私の家は小さな酒屋をしていたのですが、その手伝いもせず、大学もよくさぼっていたので、私は兄に、「お前はカトリックの信者でなく患者だ」と言われていました。
11月は「死者の月」と言われ、親しい故人のために祈るとともに、自分自身の死を思いめぐらす時とされています。私たちにとって大切なことであり有意義なことだと思います。
「アベマリアの祈り」にも、「今も死を迎えるときも...」と祈りますが、しかし、死者のために祈り、また自分の死を思うことがどれだけ信仰と繋がっているか、即ち、復活されたキリストが、「今」そして、「死を迎える時も...」共にいてくださるという、生き生きとした信仰につながっているかを思うと、自分の祈りにちょっと疑問を感じることがあります。

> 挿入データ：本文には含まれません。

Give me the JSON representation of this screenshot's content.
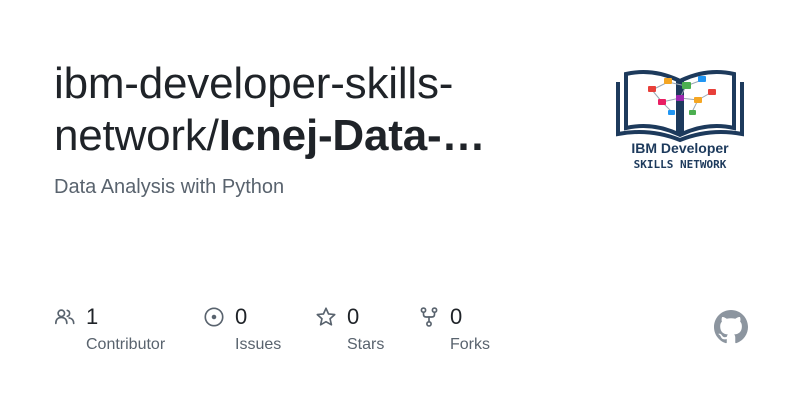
{
  "card": {
    "owner_line": "ibm-developer-skills-",
    "owner_cont": "network/",
    "repo_name": "Icnej-Data-…",
    "description": "Data Analysis with Python"
  },
  "logo": {
    "line1": "IBM Developer",
    "line2": "SKILLS NETWORK",
    "colors": {
      "book": "#1d3a5c",
      "nodes": [
        "#e8403a",
        "#f5a623",
        "#4caf50",
        "#2196f3",
        "#e91e63",
        "#9c27b0"
      ]
    }
  },
  "stats": [
    {
      "count": "1",
      "label": "Contributor",
      "icon": "people-icon"
    },
    {
      "count": "0",
      "label": "Issues",
      "icon": "issue-icon"
    },
    {
      "count": "0",
      "label": "Stars",
      "icon": "star-icon"
    },
    {
      "count": "0",
      "label": "Forks",
      "icon": "fork-icon"
    }
  ],
  "brand_icon": "github-icon",
  "colors": {
    "text": "#1f2328",
    "muted": "#59636e",
    "icon": "#59636e"
  }
}
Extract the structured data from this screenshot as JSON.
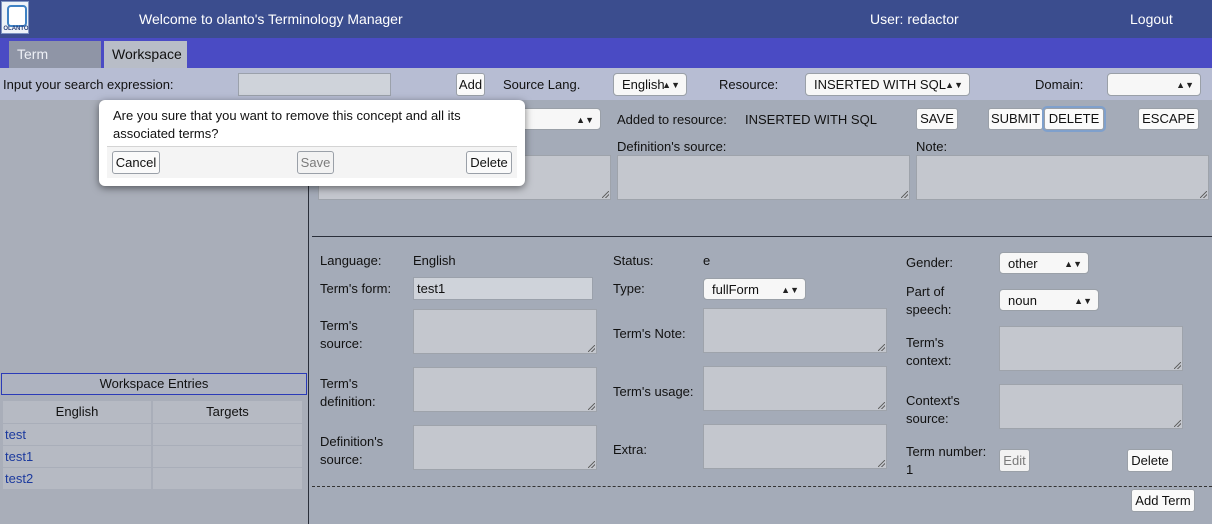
{
  "header": {
    "logo_text": "OLANTO",
    "title": "Welcome to olanto's Terminology Manager",
    "user": "User: redactor",
    "logout": "Logout"
  },
  "tabs": [
    {
      "label": "Term Search",
      "active": false
    },
    {
      "label": "Workspace",
      "active": true
    }
  ],
  "search": {
    "label": "Input your search expression:",
    "value": "",
    "add_button": "Add",
    "source_lang_label": "Source Lang.",
    "source_lang": "English",
    "resource_label": "Resource:",
    "resource": "INSERTED WITH SQL",
    "domain_label": "Domain:",
    "domain": ""
  },
  "concept": {
    "added_to_resource_label": "Added to resource:",
    "added_to_resource": "INSERTED WITH SQL",
    "buttons": {
      "save": "SAVE",
      "submit": "SUBMIT",
      "delete": "DELETE",
      "escape": "ESCAPE"
    },
    "definition_source_label": "Definition's source:",
    "note_label": "Note:"
  },
  "modal": {
    "message": "Are you sure that you want to remove this concept and all its associated terms?",
    "cancel": "Cancel",
    "save": "Save",
    "delete": "Delete"
  },
  "workspace": {
    "header": "Workspace Entries",
    "columns": [
      "English",
      "Targets"
    ],
    "rows": [
      {
        "english": "test",
        "targets": ""
      },
      {
        "english": "test1",
        "targets": ""
      },
      {
        "english": "test2",
        "targets": ""
      }
    ]
  },
  "term": {
    "language_label": "Language:",
    "language": "English",
    "status_label": "Status:",
    "status": "e",
    "gender_label": "Gender:",
    "gender": "other",
    "form_label": "Term's form:",
    "form": "test1",
    "type_label": "Type:",
    "type": "fullForm",
    "pos_label": "Part of speech:",
    "pos": "noun",
    "source_label": "Term's source:",
    "note_label": "Term's Note:",
    "context_label": "Term's context:",
    "definition_label": "Term's definition:",
    "usage_label": "Term's usage:",
    "context_source_label": "Context's source:",
    "def_source_label": "Definition's source:",
    "extra_label": "Extra:",
    "number_label": "Term number:",
    "number": "1",
    "edit_button": "Edit",
    "delete_button": "Delete",
    "add_term_button": "Add Term"
  }
}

兄が言う通り「患者」みたいな歪んだ信仰ですが、しかし、神の側からの救い、キリストの福音、聖霊の働きを考えると光が見えてきます。聖書ははっきりと語っています。「神は独り子をお与えになるほどにこの世を愛された。独り子を信じる者が一人も滅びることなく永遠のいのちを得るためである。
神がおん子をつかわされたのは、この世を裁くためではなく、おん子によって救われるためである(ヨハネ3,16~17)。さらに、聖パウロはロマ書8章で、「神が私たちの味方であるならば誰が私たちに敵対できますか。私たちすべてのためにそのおん子さえ惜しまず死に渡された方...人を義としてくださる方は神です。誰が私たちを罪に定めることができましょう。死んだ方、否むしろ復活させられた方であるキリスト・イエスが、神の右に座っていて私たちのために執り成してくださるのです。」と述べています。
マザーテレサも高山右近も真面目に努力して生きてこられたから、天国に迎えられたのではありません。神の愛、恵みによってその交わりに入れられたのです。
聖人や殉教者は神の愛を信じ、恵みを体験し、それを証しした人たちです。私たちもみんな、神の交わりに招かれているのです。
ですから、11月を「死者の月」とせず、神の救いの恵みを感謝して祈る、「諸聖人」の月と考えたらどうでしょうか。